Almost exactly one month ago, Barry Blumenfeld was in Morgantown, West Virginia, finally surrounded by his people: fellow male dancers. As one of the organizers of the first-ever Men in Dance Conference—along with Yoav Kaddar, Chris Rutt and Andrew Jannetti—held June 29–July 1 at the campus of West Virginia University, Blumenfeld was ready to brainstorm with his peers (both men AND women) about why it’s so hard to attract male students to dance—and to retain them. The idea for the conference grew out of an online special-interest group Blumenfeld had created under the National Dance Education Organization umbrella. A frequent attendee at NDEO’s national conference, Blumenfeld found himself naturally gravitating toward the other male dancers and teachers present at NDEO gatherings. “We were about four percent of the conference—we called ourselves the four percent,” he jokes. “We kept talking about what’s going on with men in dance, but we were just talking.” That’s where his idea for a conference on male dance was born.


Yoav Kaddar, standing, heads the dance program at West Virginia University and helped plan the conference. Photo courtesy of Blumenfeld

The Men in Dance conference, he is pleased to report, was by all means a success. With a group of about 60 attendees (from as far away as the United Kingdom), the conference explored topics like: Identifying and Exploring New Masculinities in Dance; Mentoring Male Dancers in a Culture of Gender Neutrality; and Who We Be: Black Masculinities in a Contemporary African Dance Company.

For Blumenfeld, his biggest takeaway was that the parents of male dancers are the lynchpin of whether or not a male student continues dancing. “The place it breaks down in this country is parents,” he says. “That’s what I heard across the board. You could have a public school that’s doing really well, but the parents are against dance as a performance art.” Dance as a social matter, he’s found, isn’t a taboo. “We have to educate the parents. When you win the parents, the kids are then free to do what they naturally do,” he says.
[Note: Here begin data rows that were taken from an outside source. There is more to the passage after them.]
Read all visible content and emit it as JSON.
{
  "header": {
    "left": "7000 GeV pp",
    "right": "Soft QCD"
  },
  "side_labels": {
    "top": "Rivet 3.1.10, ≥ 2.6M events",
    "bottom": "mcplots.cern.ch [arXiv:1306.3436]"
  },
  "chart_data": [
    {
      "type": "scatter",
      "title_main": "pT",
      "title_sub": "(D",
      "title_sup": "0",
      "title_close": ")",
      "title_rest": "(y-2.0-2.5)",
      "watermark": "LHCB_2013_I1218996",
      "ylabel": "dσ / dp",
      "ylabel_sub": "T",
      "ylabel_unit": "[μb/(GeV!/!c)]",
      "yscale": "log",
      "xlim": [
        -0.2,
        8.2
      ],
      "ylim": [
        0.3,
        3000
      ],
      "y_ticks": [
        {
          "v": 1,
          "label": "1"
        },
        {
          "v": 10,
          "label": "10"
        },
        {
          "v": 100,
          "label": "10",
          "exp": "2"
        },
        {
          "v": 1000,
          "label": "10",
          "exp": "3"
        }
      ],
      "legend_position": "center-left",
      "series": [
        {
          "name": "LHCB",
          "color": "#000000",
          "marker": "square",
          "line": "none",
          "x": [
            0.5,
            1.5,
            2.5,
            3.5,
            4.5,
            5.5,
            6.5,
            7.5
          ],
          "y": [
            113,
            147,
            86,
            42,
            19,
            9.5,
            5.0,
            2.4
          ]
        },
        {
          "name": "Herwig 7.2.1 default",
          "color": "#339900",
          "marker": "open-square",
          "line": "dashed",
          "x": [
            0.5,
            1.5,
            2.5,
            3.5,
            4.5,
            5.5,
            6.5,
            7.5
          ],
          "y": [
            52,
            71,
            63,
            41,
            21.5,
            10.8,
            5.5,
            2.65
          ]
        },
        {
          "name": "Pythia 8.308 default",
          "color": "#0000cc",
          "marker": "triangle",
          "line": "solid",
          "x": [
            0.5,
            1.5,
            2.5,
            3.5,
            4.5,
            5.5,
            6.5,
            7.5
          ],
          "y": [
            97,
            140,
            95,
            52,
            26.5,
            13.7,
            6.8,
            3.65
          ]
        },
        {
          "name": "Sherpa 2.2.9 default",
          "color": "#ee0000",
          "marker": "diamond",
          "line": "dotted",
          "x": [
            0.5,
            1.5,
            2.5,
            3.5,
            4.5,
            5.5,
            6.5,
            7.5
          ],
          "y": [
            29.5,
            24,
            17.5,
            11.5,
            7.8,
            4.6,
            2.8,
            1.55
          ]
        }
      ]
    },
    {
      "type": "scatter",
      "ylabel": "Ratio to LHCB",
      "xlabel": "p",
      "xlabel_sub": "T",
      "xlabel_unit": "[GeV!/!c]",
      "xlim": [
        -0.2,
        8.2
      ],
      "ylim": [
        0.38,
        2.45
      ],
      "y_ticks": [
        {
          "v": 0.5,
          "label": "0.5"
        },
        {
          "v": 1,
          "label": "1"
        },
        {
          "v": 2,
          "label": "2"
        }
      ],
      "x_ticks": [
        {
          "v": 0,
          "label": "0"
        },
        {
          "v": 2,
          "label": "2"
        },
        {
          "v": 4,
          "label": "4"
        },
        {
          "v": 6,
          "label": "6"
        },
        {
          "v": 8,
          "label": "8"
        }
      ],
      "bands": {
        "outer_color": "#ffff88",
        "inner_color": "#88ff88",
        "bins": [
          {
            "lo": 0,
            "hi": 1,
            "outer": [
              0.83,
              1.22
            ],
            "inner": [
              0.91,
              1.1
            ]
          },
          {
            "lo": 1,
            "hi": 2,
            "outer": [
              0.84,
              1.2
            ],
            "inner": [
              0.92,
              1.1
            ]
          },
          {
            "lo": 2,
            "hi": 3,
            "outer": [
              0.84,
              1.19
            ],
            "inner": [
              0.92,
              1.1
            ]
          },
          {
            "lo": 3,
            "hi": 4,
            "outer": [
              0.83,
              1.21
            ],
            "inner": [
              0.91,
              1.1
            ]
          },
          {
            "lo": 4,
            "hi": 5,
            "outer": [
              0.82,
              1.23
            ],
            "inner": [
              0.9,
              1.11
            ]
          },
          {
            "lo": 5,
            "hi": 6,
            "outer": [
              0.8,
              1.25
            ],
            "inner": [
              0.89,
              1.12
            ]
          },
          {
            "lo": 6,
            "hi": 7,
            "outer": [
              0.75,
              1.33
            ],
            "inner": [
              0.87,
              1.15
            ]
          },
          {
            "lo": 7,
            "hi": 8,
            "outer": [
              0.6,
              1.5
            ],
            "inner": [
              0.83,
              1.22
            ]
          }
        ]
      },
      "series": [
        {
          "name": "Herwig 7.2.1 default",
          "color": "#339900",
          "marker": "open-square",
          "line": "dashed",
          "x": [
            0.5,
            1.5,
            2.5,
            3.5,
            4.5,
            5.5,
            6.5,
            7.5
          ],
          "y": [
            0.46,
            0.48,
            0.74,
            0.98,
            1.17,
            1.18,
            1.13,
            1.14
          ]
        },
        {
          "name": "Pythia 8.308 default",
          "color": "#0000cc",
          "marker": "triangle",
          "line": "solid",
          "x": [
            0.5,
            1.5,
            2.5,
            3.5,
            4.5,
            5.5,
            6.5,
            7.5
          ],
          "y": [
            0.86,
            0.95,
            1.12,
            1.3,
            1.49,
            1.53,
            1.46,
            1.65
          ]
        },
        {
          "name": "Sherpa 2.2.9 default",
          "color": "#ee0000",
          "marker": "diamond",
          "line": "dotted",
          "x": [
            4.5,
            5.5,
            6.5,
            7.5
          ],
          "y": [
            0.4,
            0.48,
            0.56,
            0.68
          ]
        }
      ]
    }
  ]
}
Highest on the post-conference agenda, Blumenfeld says, are building a web resource with forums, a networking and registry base, curriculum ideas, testimonies, links to relevant research and information to share with parents. Though he doesn’t envision the conference happening annually—maybe every two or three years, instead—he and the other attendees are committed to offering resources and outlets for connection and sharing.